Die Kernforderungen des Bundeselternrates vermitteln mir den Eindruck, dass in dem Elterngremium viel Hoffnungsdenken und Fortschrittsgläubigkeit herrschen.
Realistisch denkenden Menschen rauben solche Forderungen hingegen jegliche Hoffnung auf Besserung von Bildung und Schulen.
Insofern wäre ich nicht traurig, wenn ab 2026 keine institutionellen Zuwendungen mehr an den Bundeselternrat gewährt würden.

Sven
10 Stunden zuvor
Antwortet  Martina

Nur weil Hoffnung und Denken zukunftsgerichtet ist, sich an aktuelle Methoden aus der Wissenschaft richtet soll Elternmitwirkung auf Bundesebene totgelegt werden? Wie soll aber eine Bilderungspartnerschaft sonst gelebt werden, wenn Eltern ausgeschlossen werden? Wer soll sich um die Themen der Eltern kümmern?
Was meinen Sie mit “Besserung von Schule und Bildung”? Elternmitwirkung ist Ehrenamt, das können sich leider nur Eltern mit “freier” Zeiteinteilung leisten. Das sich “Alphatiere” verwirklichen wollen, ist eine sehr unangenehme Begleiterscheinung.

g.h.
9 Stunden zuvor
Antwortet  Sven

Viele Köche (Mitwirkende) verderben bekanntlich den Brei. So manches wird nicht besser, wenn zu viele mitreden.

Lera
10 Stunden zuvor

„Klingt so ein sterbendes Gremium?“

Ehrlich gesagt: ja.

Gehen wir das mal durch:

– „Lernstrategien und Lernkompetenzen sollen bereits ab der Grundschule vermittelt werden“

Alter Hut.

– „Mehr Leuchtturmschulen, wie zum Beispiel die Alemannenschule in Wutöschingen, sollen erproben, wie selbstreguliertes Lernen gelingt.“

Selbstreguliertes/ selbstorganisiertes/ selbstgesteuertes Lernen … funktioniert … mit einer (auf die eine oder Weise, direkt oder indirekt) selektierten Schülerschaft und sehr viel mehr Ressourcen als flächendeckend in absehbarer Zeit zur Verfügung stehen.

– „Ihre Erfahrungen sollen in alle Schulen getragen werden.“

… sind aber nicht flächendeckend übertragbar.

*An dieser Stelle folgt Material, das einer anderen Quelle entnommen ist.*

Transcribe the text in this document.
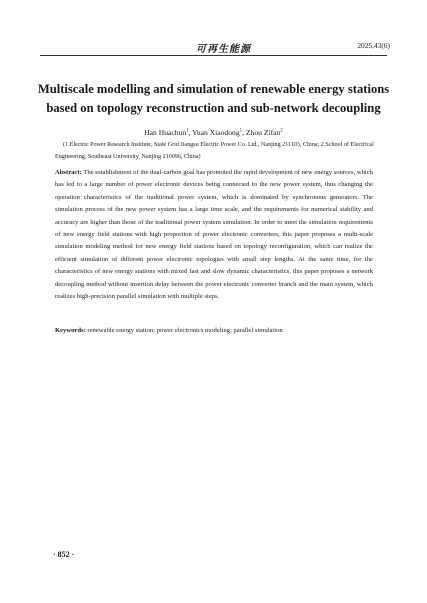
可再生能源	2025,43(6)
Multiscale modelling and simulation of renewable energy stations based on topology reconstruction and sub-network decoupling
Han Huachun$^1$, Yuan Xiaodong$^1$, Zhou Zifan$^2$
(1.Electric Power Research Institute, State Grid Jiangsu Electric Power Co. Ltd., Nanjing 211103, China; 2.School of Electrical Engineering, Southeast University, Nanjing 210096, China)

Abstract: The establishment of the dual-carbon goal has promoted the rapid development of new energy sources, which has led to a large number of power electronic devices being connected to the new power system, thus changing the operation characteristics of the traditional power system, which is dominated by synchronous generators. The simulation process of the new power system has a large time scale, and the requirements for numerical stability and accuracy are higher than those of the traditional power system simulation. In order to meet the simulation requirements of new energy field stations with high proportion of power electronic converters, this paper proposes a multi-scale simulation modeling method for new energy field stations based on topology reconfiguration, which can realize the efficient simulation of different power electronic topologies with small step lengths. At the same time, for the characteristics of new energy stations with mixed fast and slow dynamic characteristics, this paper proposes a network decoupling method without insertion delay between the power electronic converter branch and the main system, which realizes high-precision parallel simulation with multiple steps.

Keywords: renewable energy station; power electronics modeling; parallel simulation
· 852 ·
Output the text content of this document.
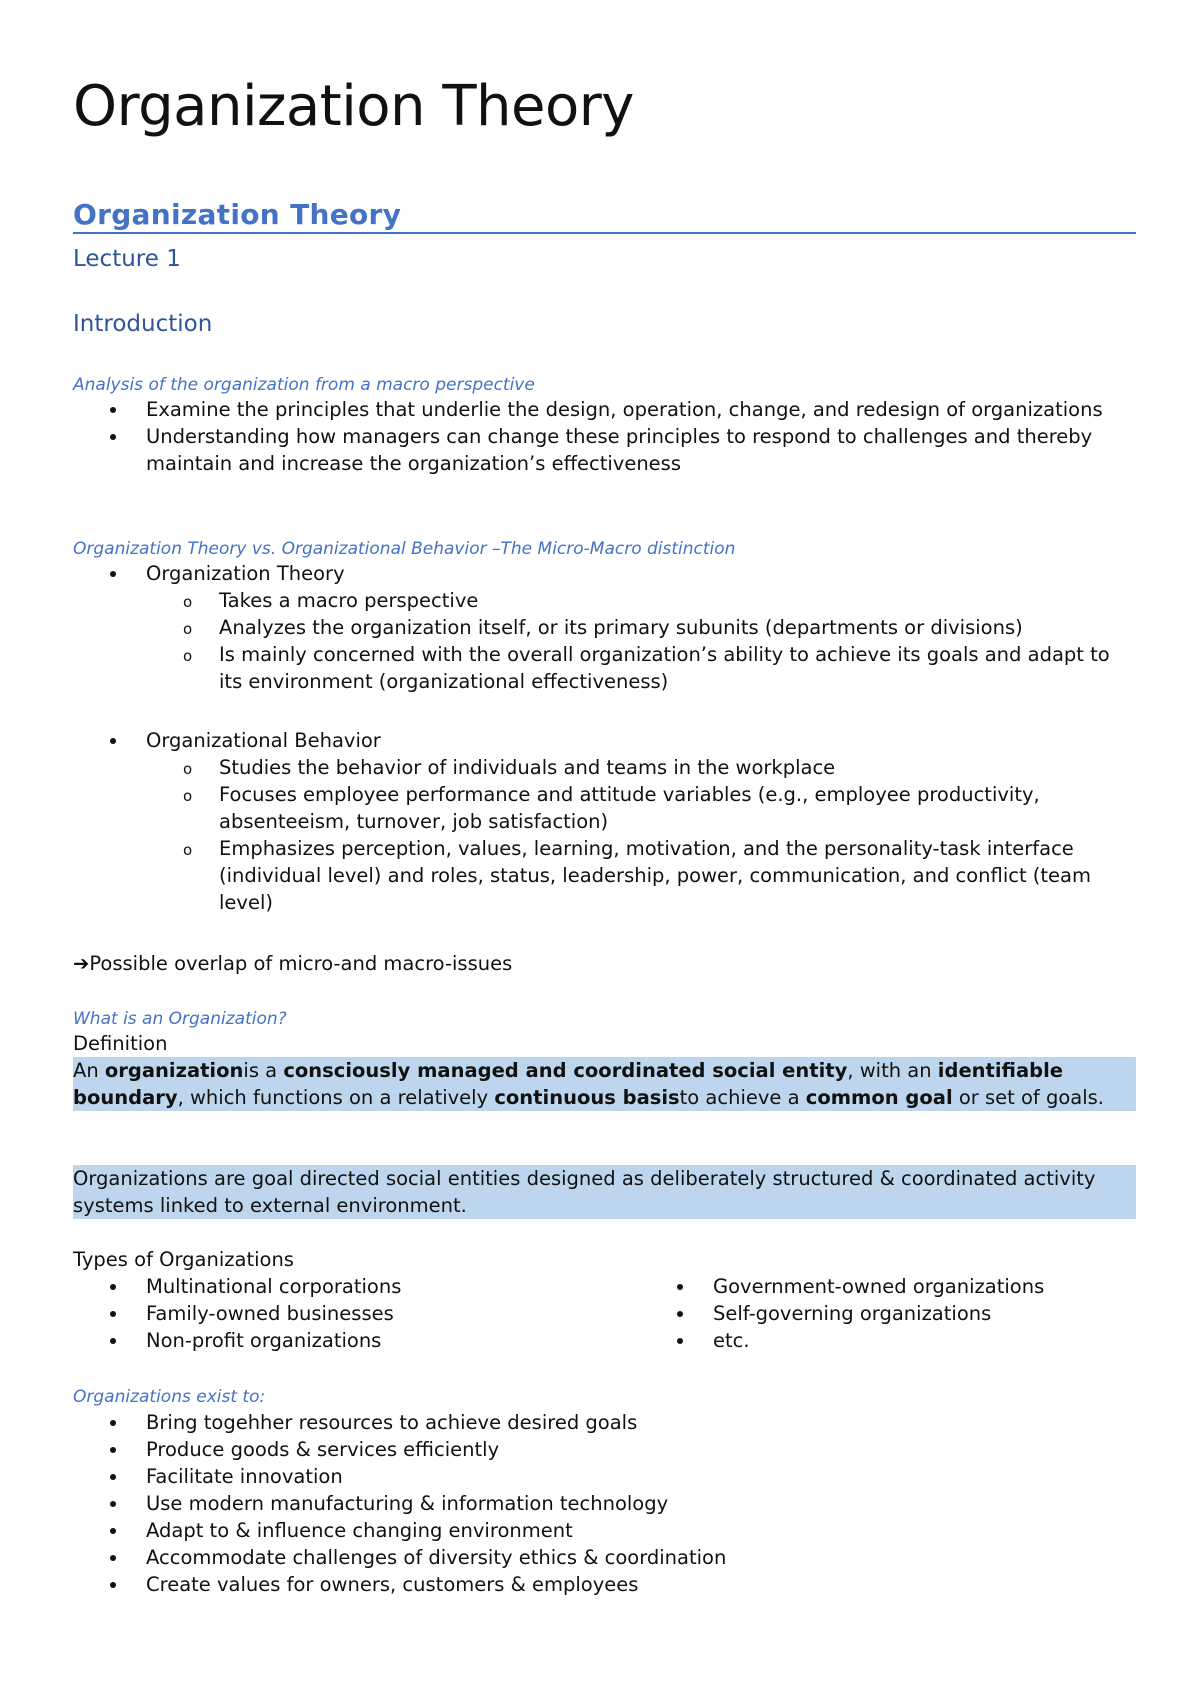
Organization Theory
Organization Theory
Lecture 1
Introduction
Analysis of the organization from a macro perspective
Examine the principles that underlie the design, operation, change, and redesign of organizations
Understanding how managers can change these principles to respond to challenges and thereby maintain and increase the organization’s effectiveness
Organization Theory vs. Organizational Behavior –The Micro-Macro distinction
Organization Theory
o Takes a macro perspective
o Analyzes the organization itself, or its primary subunits (departments or divisions)
o Is mainly concerned with the overall organization’s ability to achieve its goals and adapt to its environment (organizational effectiveness)
Organizational Behavior
o Studies the behavior of individuals and teams in the workplace
o Focuses employee performance and attitude variables (e.g., employee productivity, absenteeism, turnover, job satisfaction)
o Emphasizes perception, values, learning, motivation, and the personality-task interface (individual level) and roles, status, leadership, power, communication, and conflict (team level)
➔Possible overlap of micro-and macro-issues
What is an Organization?
Definition
An organizationis a consciously managed and coordinated social entity, with an identifiable boundary, which functions on a relatively continuous basisto achieve a common goal or set of goals.
Organizations are goal directed social entities designed as deliberately structured & coordinated activity systems linked to external environment.
Types of Organizations
Multinational corporations
Family-owned businesses
Non-profit organizations
Government-owned organizations
Self-governing organizations
etc.
Organizations exist to:
Bring togehher resources to achieve desired goals
Produce goods & services efficiently
Facilitate innovation
Use modern manufacturing & information technology
Adapt to & influence changing environment
Accommodate challenges of diversity ethics & coordination
Create values for owners, customers & employees
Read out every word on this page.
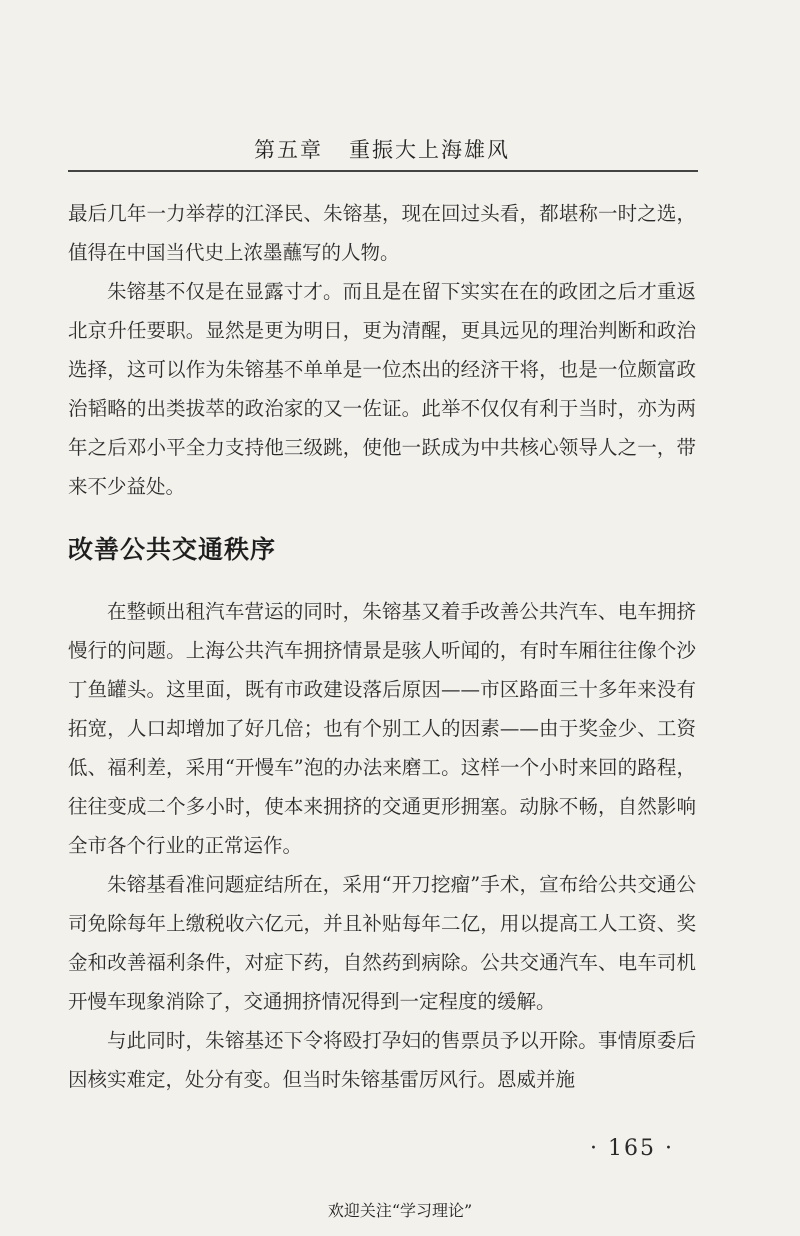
第五章 重振大上海雄风

最后几年一力举荐的江泽民、朱镕基，现在回过头看，都堪称一时之选，值得在中国当代史上浓墨蘸写的人物。

朱镕基不仅是在显露寸才。而且是在留下实实在在的政团之后才重返北京升任要职。显然是更为明日，更为清醒，更具远见的理治判断和政治选择，这可以作为朱镕基不单单是一位杰出的经济干将，也是一位颇富政治韬略的出类拔萃的政治家的又一佐证。此举不仅仅有利于当时，亦为两年之后邓小平全力支持他三级跳，使他一跃成为中共核心领导人之一，带来不少益处。

改善公共交通秩序

在整顿出租汽车营运的同时，朱镕基又着手改善公共汽车、电车拥挤慢行的问题。上海公共汽车拥挤情景是骇人听闻的，有时车厢往往像个沙丁鱼罐头。这里面，既有市政建设落后原因——市区路面三十多年来没有拓宽，人口却增加了好几倍；也有个别工人的因素——由于奖金少、工资低、福利差，采用“开慢车”泡的办法来磨工。这样一个小时来回的路程，往往变成二个多小时，使本来拥挤的交通更形拥塞。动脉不畅，自然影响全市各个行业的正常运作。

朱镕基看准问题症结所在，采用“开刀挖瘤”手术，宣布给公共交通公司免除每年上缴税收六亿元，并且补贴每年二亿，用以提高工人工资、奖金和改善福利条件，对症下药，自然药到病除。公共交通汽车、电车司机开慢车现象消除了，交通拥挤情况得到一定程度的缓解。

与此同时，朱镕基还下令将殴打孕妇的售票员予以开除。事情原委后因核实难定，处分有变。但当时朱镕基雷厉风行。恩威并施

· 165 ·
欢迎关注“学习理论”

– „Das Lehramtsstudium sowie die Fortbildung von Lehrkräften müssen konsequent auf moderne Lehr- und Lernmethoden ausgerichtet werden.“

Aha. Dann sind sie bislang wohl auf unmoderne Lehr- und Lernmethoden ausgelegt? Oder auf gar keine? Ab wann ist eine Methode modern? Geht das nach Jahreszahl oder Zeitgeist? Ist modern immer besser?

Ist direkte Instruktion noch von gestern (böser „Frontalunterricht“) oder schon wieder modern (gute Effektstärke bei Hattie)?

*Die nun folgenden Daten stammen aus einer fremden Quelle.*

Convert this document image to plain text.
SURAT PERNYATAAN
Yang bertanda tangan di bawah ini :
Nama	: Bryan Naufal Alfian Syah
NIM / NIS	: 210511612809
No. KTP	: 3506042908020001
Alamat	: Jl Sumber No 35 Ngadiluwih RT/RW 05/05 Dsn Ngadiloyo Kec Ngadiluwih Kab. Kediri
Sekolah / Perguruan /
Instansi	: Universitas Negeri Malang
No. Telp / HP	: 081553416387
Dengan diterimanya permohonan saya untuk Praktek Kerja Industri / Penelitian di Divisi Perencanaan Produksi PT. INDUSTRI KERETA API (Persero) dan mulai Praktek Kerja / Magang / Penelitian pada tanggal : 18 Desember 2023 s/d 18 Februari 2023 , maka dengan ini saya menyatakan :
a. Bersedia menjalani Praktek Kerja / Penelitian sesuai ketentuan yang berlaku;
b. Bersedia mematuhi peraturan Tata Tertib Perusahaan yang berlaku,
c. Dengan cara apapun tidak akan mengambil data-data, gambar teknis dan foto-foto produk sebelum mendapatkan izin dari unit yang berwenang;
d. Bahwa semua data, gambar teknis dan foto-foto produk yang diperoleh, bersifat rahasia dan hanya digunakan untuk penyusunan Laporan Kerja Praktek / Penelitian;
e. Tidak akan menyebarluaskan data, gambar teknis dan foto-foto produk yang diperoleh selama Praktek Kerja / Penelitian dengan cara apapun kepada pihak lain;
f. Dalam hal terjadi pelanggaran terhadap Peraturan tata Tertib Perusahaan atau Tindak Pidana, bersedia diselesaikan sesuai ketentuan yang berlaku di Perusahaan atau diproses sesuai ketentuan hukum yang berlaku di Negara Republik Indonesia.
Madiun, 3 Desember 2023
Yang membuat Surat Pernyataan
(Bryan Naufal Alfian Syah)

Öhm… ja… sooo genau scheint sich das keiner überlegt zu haben. Aber Hauptsache man hat mal rumgequakt und eine „Resolution“ verabschiedet.

„Statt klassischer Noten braucht es kompetenzorientierte Rückmeldesysteme, die Lernfortschritte sichtbar machen und Motivation fördern.“

Haben wir an der Grundschule in SH seit Jahren – wenn die Schulkonferenz (mit Elternbeteiligung !) das will. Will sie oft nicht. Diese Kompetenzkreuze überfordern viele Eltern und noch mehr Kinder. Eine Note versteht jeder. Formatives Feedback (gute Effektstärke bei Hattie) ist davon vollkommen unberührt. Ein Zeugnis ist aber qua Definition ein summatives Feedback und eine Leistungsbeurteilung.

Fazit:
Ich würde nichts vermissen ohne Bundes-/ Landeselternrat.

Die demokratische Beteiligung an Schule durch diese Gremien ist doch ohnehin eine Farce: Schon die Schulelternbeiräte (alleine das Wort erzeugt Unwohlsein) – das ist ja der Pool, aus dem die Gremien gewählt und gebildet werden – werden ja meist nur pro forma gewählt. Einer muss es halt machen, Udo, du trainierst doch die F-Jugend, willst du nicht? Die Eltern kennen den „Kandidaten“ entweder vom Stammtisch oder Verein oder gar nicht. Eine Vorstellung der Kandidaten gibt es nicht.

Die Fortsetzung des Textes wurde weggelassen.